I work for a Computer Numeric Control (CNC) company who manufacture router tables and waterjets, AXYZ Automation Group (AAG). Our current motion controller, A2MC, uses a Field Programmable Gate Array (FPGA) to output step and direction for the stepper motors that control the machine. I am curious if NVIDIA’s hardware/software solution could prevent the need for the FPGA in our hardware. The FPGA was selected in 2008 because it was able to solve the standard formula for motion deterministically at 5.125MHz.
Can NVIDIA’s hardware running Cuda code be able to solve d = (j * t^3) / (6 + [a * t^2]/[v * t]) at a minimum of 1Mhz (but ideally can run significantly faster) to 9 integrators with +/-10 nanoseconds of jitter (discrepancies in the determinism) at a deterministic rate of 100microseconds.
d = distance, in millimeters (mm), on the FPGA on the A2MC this unit was Smidge, which is a very small unit
t = time, in milliseconds (ms), on the FPGA on the A2MC this unit is Ticks where there are 4,150,000 ticks in a second
v = velocity, in millimeters per milliseconds (mm/ms)

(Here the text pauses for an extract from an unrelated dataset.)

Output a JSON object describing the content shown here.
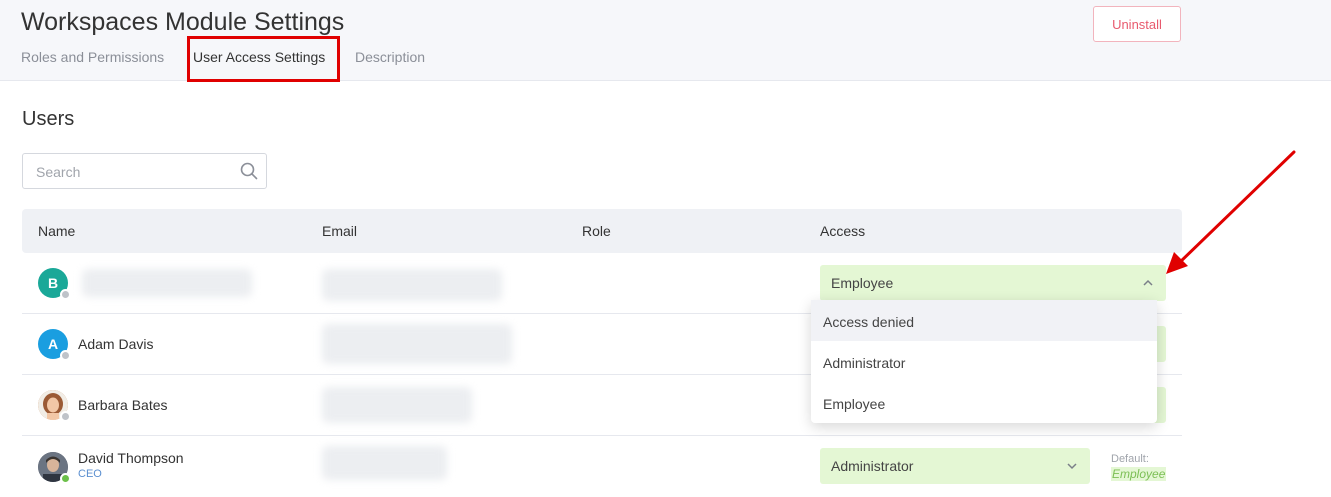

a = acceleration, in millimeters per milliseconds squared (mm/ms^2)
j = jerk, in millimeters per milliseconds cubed (mm/ms^3)
While an FPGA, GPU, and CPU are fundamentally different, in 2024, can we solve the standard formula for motion deterministically using NVIDIA’s hardware stack (CPU and GPU)? Theoretically, if we can do this, we should be able to create a functional digital twin for our CNC machines. The value of this cannot be understated; addressing bugs reported from customers, developing/testing new features, and tailored machines could be achieved without hardware. On the A2MC we can only reasonably achieve the aforementioned with fully functional machines. Buying into NVIDIA’s hardware stack promises other foundational improvements to our machines, such as deep learning vision models, and predictive maintenance.